= Issa Lamine =

Nigerien politician

Issa Lamine is a Nigerien politician. He led the Toubou-based Front Democratique Revolutionnaire, one of several rebel groups operating in the far north and east of Niger in the late 1990s. Lamine entered government as a representative of the eastern town of N'Gourti in 2000. As a member of the Democratic and Social Convention (CDS-Rahama), he was a Deputy in the National Assembly of Niger and then served in the government of Niger as Minister of Public Health from 2007 to 2009. He left the CDS-Rahama in 2009 and was elected to the National Assembly as an independent candidate.

==Rebel leader==
In the late 1990s, Lamine was "Head of External Affairs", later overall leader, of the Toubou-based Front Democratique Revolutionnaire rebel movement active in the southern part of the Kaouar region.

==Political leader==
Following the 1999 coup and return to civilian rule, Lamine became political leader from his base in N'Gourti, and from 5 January 2000 served as Minister in a series of governments.

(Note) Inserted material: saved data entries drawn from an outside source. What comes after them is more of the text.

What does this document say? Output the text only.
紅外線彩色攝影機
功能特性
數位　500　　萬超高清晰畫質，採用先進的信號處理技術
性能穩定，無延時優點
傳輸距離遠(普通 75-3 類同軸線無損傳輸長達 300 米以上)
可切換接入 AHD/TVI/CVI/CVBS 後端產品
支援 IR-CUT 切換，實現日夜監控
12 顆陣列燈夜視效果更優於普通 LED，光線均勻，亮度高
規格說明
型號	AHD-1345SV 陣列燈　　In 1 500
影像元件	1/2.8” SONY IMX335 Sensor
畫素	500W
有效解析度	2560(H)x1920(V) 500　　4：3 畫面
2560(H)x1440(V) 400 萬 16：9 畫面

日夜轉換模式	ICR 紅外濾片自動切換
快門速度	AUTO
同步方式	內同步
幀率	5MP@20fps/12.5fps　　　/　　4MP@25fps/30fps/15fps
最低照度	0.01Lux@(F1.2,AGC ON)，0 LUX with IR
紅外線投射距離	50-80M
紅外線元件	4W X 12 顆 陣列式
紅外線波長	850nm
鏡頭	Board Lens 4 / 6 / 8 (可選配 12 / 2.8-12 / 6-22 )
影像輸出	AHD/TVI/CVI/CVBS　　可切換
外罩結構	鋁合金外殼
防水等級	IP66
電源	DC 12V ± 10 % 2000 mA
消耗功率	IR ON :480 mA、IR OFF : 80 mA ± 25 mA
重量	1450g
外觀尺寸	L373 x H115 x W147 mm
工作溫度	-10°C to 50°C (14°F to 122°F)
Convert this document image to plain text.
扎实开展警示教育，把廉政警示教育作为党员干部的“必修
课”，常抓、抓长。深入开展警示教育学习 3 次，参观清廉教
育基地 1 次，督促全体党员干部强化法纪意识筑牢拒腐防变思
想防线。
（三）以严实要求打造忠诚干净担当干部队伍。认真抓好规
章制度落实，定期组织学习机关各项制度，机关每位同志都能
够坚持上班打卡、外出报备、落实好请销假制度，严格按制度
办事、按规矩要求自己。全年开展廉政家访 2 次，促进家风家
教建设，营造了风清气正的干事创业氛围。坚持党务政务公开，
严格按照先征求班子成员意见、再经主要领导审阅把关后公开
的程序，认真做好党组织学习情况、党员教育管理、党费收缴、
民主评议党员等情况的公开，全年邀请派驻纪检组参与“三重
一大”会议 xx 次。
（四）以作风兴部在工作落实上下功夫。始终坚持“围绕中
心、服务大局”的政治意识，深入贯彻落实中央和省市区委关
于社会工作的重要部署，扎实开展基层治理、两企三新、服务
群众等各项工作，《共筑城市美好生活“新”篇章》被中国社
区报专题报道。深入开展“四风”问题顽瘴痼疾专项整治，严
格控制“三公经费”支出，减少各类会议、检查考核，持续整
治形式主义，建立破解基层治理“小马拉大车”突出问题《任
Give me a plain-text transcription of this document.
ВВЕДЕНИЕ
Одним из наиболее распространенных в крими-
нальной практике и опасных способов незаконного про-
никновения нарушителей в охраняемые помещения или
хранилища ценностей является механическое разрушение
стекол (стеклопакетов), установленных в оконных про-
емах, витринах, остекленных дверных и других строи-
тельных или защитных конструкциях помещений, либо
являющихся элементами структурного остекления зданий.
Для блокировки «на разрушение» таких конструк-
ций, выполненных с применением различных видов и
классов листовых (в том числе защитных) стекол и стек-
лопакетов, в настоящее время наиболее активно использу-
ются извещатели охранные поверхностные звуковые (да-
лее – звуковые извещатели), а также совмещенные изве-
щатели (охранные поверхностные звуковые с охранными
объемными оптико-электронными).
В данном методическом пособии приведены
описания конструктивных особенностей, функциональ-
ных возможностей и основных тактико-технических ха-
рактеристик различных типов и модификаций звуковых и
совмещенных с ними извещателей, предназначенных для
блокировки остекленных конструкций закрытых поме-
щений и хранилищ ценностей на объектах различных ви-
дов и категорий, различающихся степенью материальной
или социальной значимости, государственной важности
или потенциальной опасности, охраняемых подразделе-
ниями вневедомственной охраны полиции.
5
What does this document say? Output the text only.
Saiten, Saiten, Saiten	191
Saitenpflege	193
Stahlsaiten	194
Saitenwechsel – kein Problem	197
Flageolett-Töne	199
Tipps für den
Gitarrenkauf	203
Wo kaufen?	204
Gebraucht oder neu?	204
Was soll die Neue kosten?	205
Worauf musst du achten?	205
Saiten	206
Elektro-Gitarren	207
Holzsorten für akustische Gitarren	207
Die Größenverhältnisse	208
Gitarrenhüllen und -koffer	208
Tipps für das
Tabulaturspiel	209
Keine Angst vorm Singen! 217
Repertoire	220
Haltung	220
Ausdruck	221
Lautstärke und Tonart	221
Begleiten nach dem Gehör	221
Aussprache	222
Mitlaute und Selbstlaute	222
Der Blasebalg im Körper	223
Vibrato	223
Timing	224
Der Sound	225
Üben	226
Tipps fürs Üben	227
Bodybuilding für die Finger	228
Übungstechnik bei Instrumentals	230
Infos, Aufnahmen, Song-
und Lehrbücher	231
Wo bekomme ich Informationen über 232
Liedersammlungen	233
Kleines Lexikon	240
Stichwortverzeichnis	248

He was named Nigerien Minister of Youth and Sport in the first government of the Nigerien Fifth Republic, keeping this portfolio through a change in personnel on 17 September 2001. Lamine served in this second government, also under MNSD-Nassara Prime Minister Hama Amadou, until 9 November 2002. Both these appointments were as an independent, represented officially as leader of the former rebel FDR.

Lamine was elected to the National Assembly as a CDS candidate in the December 2004 parliamentary election, and during the parliamentary term that followed he served as Vice-President of the Foreign Affairs Commission.

==Minister of Health==
Later, he was appointed to the government as Minister of Public Health on 9 June 2007. In July 2008, following international condemnation of malnutrition and famine in the Maradi Region, Minister of Health Issa Lamine had Doctors Without Borders (MSF-France) teams treating malnourished children ejected from the country, accusing the MSF of giving "false" malnutrition statistics exaggerating starvation to stimulate funding.

Lamine opened a center for continuing education about the disease noma, which was funded by a non-governmental organization, in Niamey on 23 January 2009. On that occasion, he credited the non-governmental organizations Sentinelles, Campaner, and Hilfsaktion for their work combating the disease in different parts of Niger.

==2009-2011 political crisis==
After the CDS chose to withdraw from the government to protest President Mamadou Tandja's plans for a constitutional referendum, Lamine and the other CDS ministers were replaced on 29 June 2009. When the CDS decided to boycott the October 2009 parliamentary election, along with the other major opposition parties, Lamine ignored the boycott and stood as an independent candidate in N'Gourti, which was considered his electoral stronghold. He won a seat in the National Assembly, and when the National Assembly began meeting for the new parliamentary term in November 2009, he joined the nine-member Independent Parliamentary Group, which was composed of independents and deputies from small parties. He was also chosen as President of the General and Institutional Affairs Commission, one of the National Assembly's seven standing committees, at that time.

In February 2010, the military seized power in a coup d'état, dissolving the National Assembly after it had been sitting for only three months. Lamine thus lost his parliamentary seat, but he was appointed as Special Adviser to the President of the Supreme Council for the Restoration of Democracy, Salou Djibo, in March 2010; he was also given the rank of minister. Following the January 2011 parliamentary election, Issa was accused by local military governors in N'Gourti and Diffa Region of attempting to fix the elections in N'Gourti by orchestrating the kidnap of election officials, and organizing groups of his CDS-Rahama supporters and ex-combatants from his 1990s rebel group to attack areas presumed loyal to rivals.